Aku memutuskan untuk pergi ke desa dimana kedua gadis itu berasal. Menemui saudara untuk meminta bantuan dan ke kantor desa untuk meminta form yang kurang. Hari ini setelah semua proses panjang itu, aku berencana  ke desa untuk meminta tanda tangan kades, singkatnya syarat akhir semua berkas akta itu. Aku mengajak sang adik yang berumur 11 tahun, kami mengunjungi rumahnya untuk meminta tanda tangan dari sang ibu yang tinggal sendiri di rumahnya. Sebenarnya cerita ini bermula dari sini.

Rumahnya masuk di sebuah gang kecil, di penghujung ada dua rumah milik pakde dan nenek gadis itu. Rumahnya tepat berada di belakang kedua rumah tersebut. Kami memarkir sepeda di depan rumah nenek, rumah yang di cat hijau dan putih itu seperti baru di cat, dan rumah dalam tahap renovasi.

"Assalamualaikum" gadis itu mengetuk pintu rumahnya.

"ibu ada gak ya ? tanyaku cemas

"gatau mbak, harusnya ada, Assalamualaikum.."
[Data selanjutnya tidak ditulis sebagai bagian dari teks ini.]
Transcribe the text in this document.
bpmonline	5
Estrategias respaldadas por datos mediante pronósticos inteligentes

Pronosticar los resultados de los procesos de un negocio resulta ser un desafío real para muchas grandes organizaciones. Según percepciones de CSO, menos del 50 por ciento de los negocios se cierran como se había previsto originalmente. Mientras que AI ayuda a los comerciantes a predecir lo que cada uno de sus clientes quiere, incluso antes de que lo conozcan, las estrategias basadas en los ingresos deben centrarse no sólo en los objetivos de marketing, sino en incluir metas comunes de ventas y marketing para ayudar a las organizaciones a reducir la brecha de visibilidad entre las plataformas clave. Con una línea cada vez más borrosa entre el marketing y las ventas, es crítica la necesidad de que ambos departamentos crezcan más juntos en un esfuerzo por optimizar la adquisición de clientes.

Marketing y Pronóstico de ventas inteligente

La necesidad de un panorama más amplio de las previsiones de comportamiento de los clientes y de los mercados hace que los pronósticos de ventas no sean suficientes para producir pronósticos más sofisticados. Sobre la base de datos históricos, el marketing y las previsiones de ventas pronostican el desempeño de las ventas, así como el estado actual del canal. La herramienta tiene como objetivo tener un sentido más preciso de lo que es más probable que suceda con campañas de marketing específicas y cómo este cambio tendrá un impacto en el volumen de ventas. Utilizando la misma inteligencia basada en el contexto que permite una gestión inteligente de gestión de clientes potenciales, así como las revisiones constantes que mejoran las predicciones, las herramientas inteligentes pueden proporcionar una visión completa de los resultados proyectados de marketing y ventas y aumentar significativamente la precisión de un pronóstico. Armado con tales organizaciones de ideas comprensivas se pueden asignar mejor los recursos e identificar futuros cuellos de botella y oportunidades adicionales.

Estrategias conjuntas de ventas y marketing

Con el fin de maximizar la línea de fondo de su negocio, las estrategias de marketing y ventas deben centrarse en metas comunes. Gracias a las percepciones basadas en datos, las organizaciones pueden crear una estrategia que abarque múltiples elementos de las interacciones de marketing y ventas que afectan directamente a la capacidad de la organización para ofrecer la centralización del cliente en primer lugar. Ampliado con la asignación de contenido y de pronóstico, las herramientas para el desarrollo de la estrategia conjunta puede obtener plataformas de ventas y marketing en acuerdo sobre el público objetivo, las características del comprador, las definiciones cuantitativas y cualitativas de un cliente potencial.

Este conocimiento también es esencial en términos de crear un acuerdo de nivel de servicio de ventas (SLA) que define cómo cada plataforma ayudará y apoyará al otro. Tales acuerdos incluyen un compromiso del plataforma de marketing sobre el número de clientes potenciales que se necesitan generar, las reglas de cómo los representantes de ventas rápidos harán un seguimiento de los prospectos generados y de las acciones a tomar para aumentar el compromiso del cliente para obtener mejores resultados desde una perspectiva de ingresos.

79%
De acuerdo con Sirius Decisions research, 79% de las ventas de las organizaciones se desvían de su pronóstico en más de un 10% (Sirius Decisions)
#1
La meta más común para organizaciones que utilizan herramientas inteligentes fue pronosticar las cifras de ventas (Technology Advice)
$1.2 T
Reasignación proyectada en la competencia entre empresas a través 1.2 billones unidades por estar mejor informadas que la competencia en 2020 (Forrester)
"Walaikumsalam" suara sang ibu samar terdengar.

"Alhamdulillah, ibu ada di rumah dek". (Aku sudah berfikir jika tidak ada aku akan kembali lagi nanti dan baru besok bisa melanjutkan ini semua).

"Nduk," sapa ibu melihat gadis tersebut lalu melihatku "Mbak Citra, masuk mbak silahkan"

"Nggih bu"

Setelah selesai urusan dengan sang ibu, kami berjalan ke halaman depan. Kami berjalan kedepan, ketika sampai di samping rumah nenek kami mendengar suara.

"Nduukk"

Suara itu samar terdengar olehku. Yang ternyata sangat jelas bagi sang adik.

"Mbak, ada mbah" panggilnya menyudahi pencarianku.

Segera aku sadari suara itu berasal dari nenek gadis yang duduk di deket jendela

"Kamu mau lihat nenek dek ?" tanyaku

"Mau mbak" jawabnya bersemangat

Gadis itu berjalan bergegas berjalan, aku mengikutinya dari belakang dia terlihat senang.

Aku mengenal dua bersaudara ini sudah lama, tetapi aku belum pernah menjenguk sang nenek meskipun aku mengetahui mereka mash memiliki. Sekalian saatnya silaturahmi pikirku, toh kami tidak sedang buru-buru.

Gadis itu masuk ke dalam rumah bercat hijau dan putih. Melihat kondisi luar rumah yang bru saja di cat aku tidak menyangka bahwa kondisi di dalam berbanding terbalik. Beberapa material bangunan  juga terlihat di sudut ruang tamu itu. Rumah kecil itu sangat sederhana beralas plesteran, lalu 3 sepeda kecil usang menyambut di sebelah kanan serta dipan dan kasur yang terlipat dan berdebu di sebelah kiri, aku memandang lurus dan terlihat sofa tua berdebu sendiri. Aku berjalan mengikuti gadis itu menuju kamar neneknya.

"Assalamualaikum mbah" sapanya

"Haaaah" nenek itu menoleh ke sumber suara.

"Mbah" gadis itu mengambil tangan neneknya lalu menciumnya. Tangannya keriput, pandangannya memudar, rambut putih dengan pakaian merah marun bermotif bunga-bunga.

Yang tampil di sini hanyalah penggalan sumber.